Türken in Krefeld: Wir sind integriert

In Krefeld lebende Türken wehren sich gegen Pauschalurteile, geben aber auch Versäumnisse zu.

Krefeld. Zuwanderer aus der Türkei haben laut einer Studie des Berlin-Instituts große Probleme, sich in Deutschland zu integrieren. Sie täten sich damit schwerer als Angehörige anderer Nationalitäten. Defizite gibt es danach vor allem bei der Bildung (die WZ berichtete). In Krefeld ist die Situation besser - zumindest fällt die Selbsteinschätzung positiver aus. Dennoch will die Stadtverwaltung handeln.

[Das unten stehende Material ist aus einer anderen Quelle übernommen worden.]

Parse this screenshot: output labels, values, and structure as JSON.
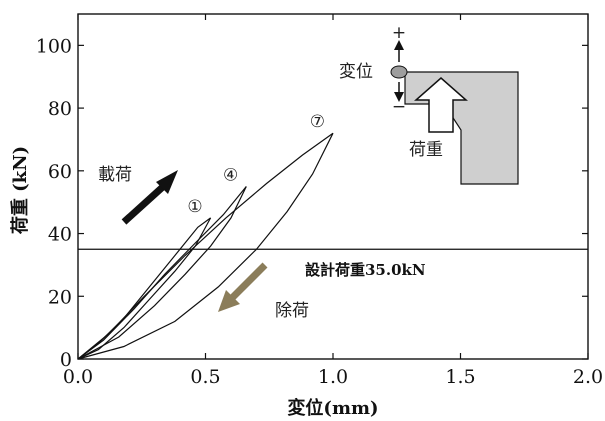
{
  "chart_data": {
    "type": "line",
    "title": "",
    "xlabel": "変位(mm)",
    "ylabel": "荷重 (kN)",
    "xlim": [
      0,
      2.0
    ],
    "ylim": [
      0,
      110
    ],
    "xticks": [
      0,
      0.5,
      1.0,
      1.5,
      2.0
    ],
    "xtick_labels": [
      "0.0",
      "0.5",
      "1.0",
      "1.5",
      "2.0"
    ],
    "yticks": [
      0,
      20,
      40,
      60,
      80,
      100
    ],
    "ytick_labels": [
      "0",
      "20",
      "40",
      "60",
      "80",
      "100"
    ],
    "grid": false,
    "reference_line": {
      "y": 35.0,
      "label": "設計荷重35.0kN"
    },
    "series": [
      {
        "cycle_label": "①",
        "loading": [
          [
            0,
            0
          ],
          [
            0.08,
            5
          ],
          [
            0.18,
            13
          ],
          [
            0.28,
            23
          ],
          [
            0.38,
            33
          ],
          [
            0.47,
            42
          ],
          [
            0.52,
            45
          ]
        ],
        "unloading": [
          [
            0.52,
            45
          ],
          [
            0.46,
            36
          ],
          [
            0.38,
            28
          ],
          [
            0.28,
            19
          ],
          [
            0.18,
            10
          ],
          [
            0.08,
            3
          ],
          [
            0,
            0
          ]
        ]
      },
      {
        "cycle_label": "④",
        "loading": [
          [
            0,
            0
          ],
          [
            0.1,
            6
          ],
          [
            0.22,
            16
          ],
          [
            0.34,
            27
          ],
          [
            0.46,
            37
          ],
          [
            0.57,
            46
          ],
          [
            0.66,
            55
          ]
        ],
        "unloading": [
          [
            0.66,
            55
          ],
          [
            0.6,
            45
          ],
          [
            0.52,
            36
          ],
          [
            0.42,
            27
          ],
          [
            0.3,
            17
          ],
          [
            0.16,
            7
          ],
          [
            0,
            0
          ]
        ]
      },
      {
        "cycle_label": "⑦",
        "loading": [
          [
            0,
            0
          ],
          [
            0.12,
            8
          ],
          [
            0.26,
            20
          ],
          [
            0.42,
            33
          ],
          [
            0.58,
            45
          ],
          [
            0.74,
            56
          ],
          [
            0.88,
            65
          ],
          [
            1.0,
            72
          ]
        ],
        "unloading": [
          [
            1.0,
            72
          ],
          [
            0.92,
            59
          ],
          [
            0.82,
            47
          ],
          [
            0.7,
            35
          ],
          [
            0.55,
            23
          ],
          [
            0.38,
            12
          ],
          [
            0.18,
            4
          ],
          [
            0,
            0
          ]
        ]
      }
    ],
    "annotations": [
      {
        "text": "載荷",
        "arrow": "loading",
        "color": "#111111"
      },
      {
        "text": "除荷",
        "arrow": "unloading",
        "color": "#8b7d5a"
      }
    ],
    "inset": {
      "displacement_label": "変位",
      "plus": "+",
      "minus": "−",
      "load_label": "荷重",
      "fill_color": "#cfcfcf",
      "marker_color": "#9e9e9e"
    }
  }
}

Ayfer Patir ist das Gegenmodell zur Studie. Die 26-jährige Krefelderin, deren Großvater vor Jahrzehnten als Gastarbeiter nach Deutschland kam, spricht fließend Deutsch und studiert an der Fachhochschule Niederrhein Chemieingenieurwesen. Im Sommer steht ihre Diplomarbeit an. Die Studie schade der Integration, da sie Klischees bediene, sagt Patir. Sie bezeichnet sich als "türkischstämmige Deutsche". "Ich fühle mich in Krefeld, aber auch im türkischen Kayseri heimisch."

Es sei nicht von der Hand zu weisen, dass es auch in Krefeld Türken gebe, die lieber unter sich bleiben. "Aber es gibt doch auch so viele positive Beispiele, die muss man hervorheben." Eine Folge der Studie könnte, so Patir, aber auch ein "Wachrüttel-Effekt" sein, dass jetzt noch mehr getan werden kann und muss.

Ihre älteren Landsleute seien weniger integriert, finden Senay Dogancili (30), Nurdan Erdogan (29) und Nuray Tok (32): "Weil sie manchmal auch nicht wollen."

Halide Özkurt, Vorsitzende des Ausländerbeirats der Stadt, sieht das Problem ebenfalls in der ersten Einwanderer-Generation. Als diese vor 40 Jahren gekommen sei, habe keiner daran gedacht, sie zu integrieren. Die Folgen wirkten bis heute nach: "Die Pflicht zum Erlernen der deutschen Sprache ist erst im Jahr 2000 mit dem Zuwanderungsgesetz gekommen. Das war viel zu spät."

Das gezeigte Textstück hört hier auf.